2. Physicist Lise Meitner helped to discover and explain nuclear fission, but her role was unacknowledged by her friend and collaborator Otto Hahn, who won the 1944 Nobel Prize for the breakthrough.

3. Scientist Rosalind Franklin was also denied a Nobel Prize. She played a pivotal role in the discovery of DNA's structure, but her contribution was overlooked while her colleagues Francis Crick, James Watson and Maurice Wilkins shared a 1962 Nobel for the discovery.

Image: Wikimedia Commons

4. Architect Denise Scott Brown saw her husband Robert Venturi handed the prestigious 1991 Pritzker Architecture Prize, largely based on work they had done together. The prize committee in 2013 rejected a petition to retrospectively make it a joint award.

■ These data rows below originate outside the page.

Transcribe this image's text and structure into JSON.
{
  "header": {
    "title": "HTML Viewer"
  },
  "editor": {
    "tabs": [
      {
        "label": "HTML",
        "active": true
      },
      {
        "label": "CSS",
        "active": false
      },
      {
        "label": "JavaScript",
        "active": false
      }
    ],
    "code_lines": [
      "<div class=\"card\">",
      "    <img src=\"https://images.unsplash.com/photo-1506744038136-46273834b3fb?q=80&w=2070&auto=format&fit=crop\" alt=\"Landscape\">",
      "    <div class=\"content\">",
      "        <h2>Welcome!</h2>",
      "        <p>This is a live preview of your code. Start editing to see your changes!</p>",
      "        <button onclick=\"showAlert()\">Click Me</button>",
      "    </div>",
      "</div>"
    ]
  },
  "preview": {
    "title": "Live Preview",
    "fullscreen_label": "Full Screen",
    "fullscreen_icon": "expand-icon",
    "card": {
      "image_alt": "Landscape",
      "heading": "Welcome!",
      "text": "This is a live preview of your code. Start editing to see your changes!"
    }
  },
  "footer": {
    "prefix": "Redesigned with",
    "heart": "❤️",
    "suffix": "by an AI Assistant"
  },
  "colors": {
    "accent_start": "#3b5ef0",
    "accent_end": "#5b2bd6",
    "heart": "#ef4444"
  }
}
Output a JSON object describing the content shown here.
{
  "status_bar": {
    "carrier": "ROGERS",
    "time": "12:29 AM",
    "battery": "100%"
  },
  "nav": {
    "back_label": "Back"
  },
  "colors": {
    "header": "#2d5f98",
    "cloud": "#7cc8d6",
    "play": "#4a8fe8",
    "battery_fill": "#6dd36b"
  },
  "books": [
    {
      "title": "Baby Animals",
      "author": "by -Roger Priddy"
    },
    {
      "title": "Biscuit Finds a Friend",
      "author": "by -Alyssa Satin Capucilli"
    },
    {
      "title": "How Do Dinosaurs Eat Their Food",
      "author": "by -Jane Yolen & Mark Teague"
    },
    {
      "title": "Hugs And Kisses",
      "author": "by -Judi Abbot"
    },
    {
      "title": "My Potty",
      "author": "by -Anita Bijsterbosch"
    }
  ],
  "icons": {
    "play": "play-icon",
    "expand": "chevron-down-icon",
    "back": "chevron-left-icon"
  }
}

5. Gerda Taro was a pioneering female war photographer who died on the frontlines of the Spanish civil war in 1937, but her fame is eclipsed by her partner Robert Capa and on some occasions her photographs were credited to him.

6. Cells taken from U.S. cancer patient Henrietta Lacks helped the development of chemotherapy and other medical research. But she was not asked for permission and her story only became widely known through a 2010 book.

7. Artist Margaret Keane is known for her paintings of big-eyed children, but for years her husband Walter claimed the credit for her work. After their divorce, she took him to court and won recognition as the true artist.

8. Elizabeth Magie is often hailed as the uncredited inventor of Monopoly. Charles Darrow based the board game on Magie's Landlord's Game and then sold it as his own creation.

Image: Wikimedia Commons

9. Composer Fanny Mendelssohn is far less well known than her brother Felix. She struggled to establish herself as a composer due to gendered social expectations in 19th century Germany, and a number of her works were published under her brother's name.

10. U.S. computer scientist Katie Bouman played a leading role in capturing the ever photograph of a black hole in 2019 - but faced persistent critics on social media who tried to downplay the significance of her work.